Machine-Learnt Ionospheric Modeling: Enhancing Ion Drag and Joule Heating Simulations with Machine Learning

The ionosphere plays a critical role in atmospheric dynamics, influencing the neutral atmosphere through ion drag and Joule heating, and thereby the circulation of the mesosphere and thermosphere on regional to global scales. Current state-of-the-art general circulation models (GCMs), like the Icosahedral Non-hydrostatic model (ICON), lack a detailed representation of the ionosphere, but rely on simplified parametrizations or external data for including ion drag and Joule heating.
We develop a machine learnt surrogate model for ion drag and Joule heating predictions for ICON, leveraging data from WACCM-X, which includes interactive electrodynamics.
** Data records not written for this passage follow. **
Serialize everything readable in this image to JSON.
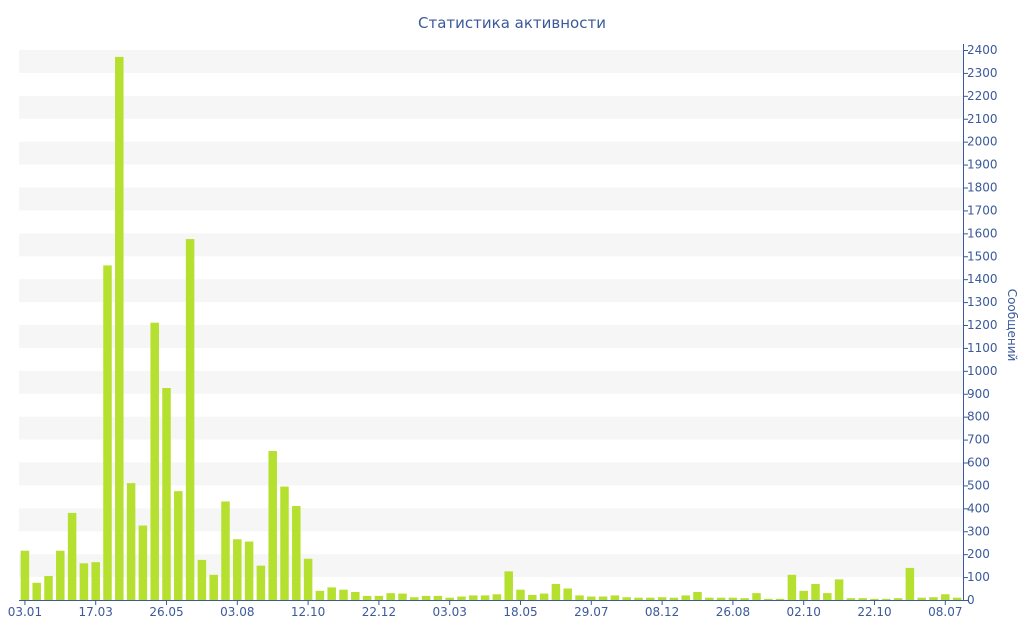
{
  "chart_data": {
    "type": "bar",
    "title": "Статистика активности",
    "ylabel": "Сообщений",
    "ylim": [
      0,
      2400
    ],
    "yticks": [
      0,
      100,
      200,
      300,
      400,
      500,
      600,
      700,
      800,
      900,
      1000,
      1100,
      1200,
      1300,
      1400,
      1500,
      1600,
      1700,
      1800,
      1900,
      2000,
      2100,
      2200,
      2300,
      2400
    ],
    "x_tick_labels": [
      "03.01",
      "17.03",
      "26.05",
      "03.08",
      "12.10",
      "22.12",
      "03.03",
      "18.05",
      "29.07",
      "08.12",
      "26.08",
      "02.10",
      "22.10",
      "08.07"
    ],
    "x_tick_positions": [
      0,
      6,
      12,
      18,
      24,
      30,
      36,
      42,
      48,
      54,
      60,
      66,
      72,
      78
    ],
    "values": [
      215,
      75,
      105,
      215,
      380,
      160,
      165,
      1460,
      2370,
      510,
      325,
      1210,
      925,
      475,
      1575,
      175,
      110,
      430,
      265,
      255,
      150,
      650,
      495,
      410,
      180,
      40,
      55,
      45,
      35,
      18,
      18,
      30,
      28,
      12,
      18,
      18,
      10,
      15,
      20,
      20,
      25,
      125,
      45,
      22,
      28,
      70,
      50,
      20,
      15,
      15,
      20,
      12,
      10,
      10,
      12,
      10,
      20,
      35,
      10,
      10,
      10,
      8,
      30,
      5,
      5,
      110,
      40,
      70,
      30,
      90,
      8,
      8,
      5,
      5,
      8,
      140,
      10,
      12,
      25,
      10
    ],
    "bar_color": "#b5e02f",
    "grid": "horizontal alternating bands",
    "axis_color": "#3b5a9a"
  }
}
We tested various machine learning algorithms, including Random Forests, Fully Connected Neural Networks (FCNN), and Physics-Informed Neural Networks (PINNs), to predict ion drag and Joule heating from key inputs such as solar indices (F10.7), geomagnetic activity (Kp), latitude, longitude, time, and elevation.
The goal is to provide a scalable, accurate alternative to computationally expensive physics-based modules, enabling more efficient simulations of the whole atmosphere. This poster outlines the methodology, discusses the preprocessing steps for model training using WACCM-X data, shows first training results, and presents the potential advantages and challenges of integrating machine learning into atmospheric modeling.